The statewide poll by Strategic Marketing Services found that 42 percent of those surveyed planned to vote or were leaning toward voting for Kerry, a Democrat, compared to 39 percent for Bush, a Republican. Ralph Nader, running as an independent, had 4 percent.

The poll was based on telephone interviews of 400 adults from Sept. 23-27. All were identified as registered voters and likely to vote on Nov. 2. The margin of error was 5 percentage points.

“What we really have here is Kerry hasn’t given people a reason to believe him. He hasn’t closed the deal that Bush should not be re-elected,” said Patrick Murphy, president of Strategic Marketing Services.

The survey suggested the number of undecideds may have grown even as the election nears. It put undecided voters at 15 percent, compared to 11 percent in Strategic Marketing’s last quarterly poll in June.

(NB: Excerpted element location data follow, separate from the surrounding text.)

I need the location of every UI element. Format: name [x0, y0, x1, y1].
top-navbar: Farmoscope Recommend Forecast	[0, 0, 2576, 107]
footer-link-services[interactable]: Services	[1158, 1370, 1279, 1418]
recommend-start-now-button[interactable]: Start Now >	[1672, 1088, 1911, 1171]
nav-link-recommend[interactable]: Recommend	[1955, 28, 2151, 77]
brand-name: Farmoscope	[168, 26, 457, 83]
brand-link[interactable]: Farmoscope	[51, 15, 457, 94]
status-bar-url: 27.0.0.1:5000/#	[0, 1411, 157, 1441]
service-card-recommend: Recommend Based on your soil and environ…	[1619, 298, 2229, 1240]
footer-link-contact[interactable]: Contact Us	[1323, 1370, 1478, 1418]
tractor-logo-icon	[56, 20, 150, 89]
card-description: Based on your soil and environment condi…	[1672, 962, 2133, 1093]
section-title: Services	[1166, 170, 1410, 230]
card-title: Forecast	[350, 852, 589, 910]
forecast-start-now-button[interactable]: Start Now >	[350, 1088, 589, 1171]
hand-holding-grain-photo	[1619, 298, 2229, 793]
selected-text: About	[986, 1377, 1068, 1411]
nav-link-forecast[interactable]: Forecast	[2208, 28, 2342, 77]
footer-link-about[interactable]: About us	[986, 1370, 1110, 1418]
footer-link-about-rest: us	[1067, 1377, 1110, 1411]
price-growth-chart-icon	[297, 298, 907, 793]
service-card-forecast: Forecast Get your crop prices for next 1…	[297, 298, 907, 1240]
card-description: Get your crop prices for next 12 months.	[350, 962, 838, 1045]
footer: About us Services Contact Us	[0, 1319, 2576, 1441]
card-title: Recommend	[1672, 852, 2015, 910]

Broken down by congressional districts, the poll suggested the race was even tighter in the northern district. Maine awards two of its four electoral votes to the statewide winner, and one to the winner of each district.

The results came as no big surprise to observers.

“These polls reflect the conventional wisdom all along that the state leans Democratic in the presidential election but that it’s going to be close. Kerry still has a little bit of work to do, particularly in (northern Maine),” said John Baughman, political science professor at Bates College.

Noteworthy in the poll were numbers suggesting that Bush’s support has grown a bit among women, reflecting a national trend, Murphy said. Both Al Gore and Bill Clinton had strong support among female voters.

“The theory generally tends to be that Bush has scared the you-know-what out of women, especially on terrorism,” Murphy said.

Also, Bush remained competitive in the poll even though 46 percent said Bush didn’t deserve another term. Forty-four percent of respondents said he deserved another term, and 10 percent didn’t know.

“By the time the campaigns have pummeled each other to death, people are probably holding their noses and asking, Which of these two is the lesser of two evils?” Murphy said.

The poll results released Thursday mirror another statewide poll released last week that also showed a tight race.

The poll by Critical Insights put Kerry at 45 percent and Bush at 42 percent among likely voters, while 10 percent remained undecided. The margin of error for that poll was 4.5 percentage points.

One difference in the polls was that the Critical Insights survey showed Kerry had dropped a few points since the last survey. Strategic Marketing’s survey showed Kerry had picked up a few points.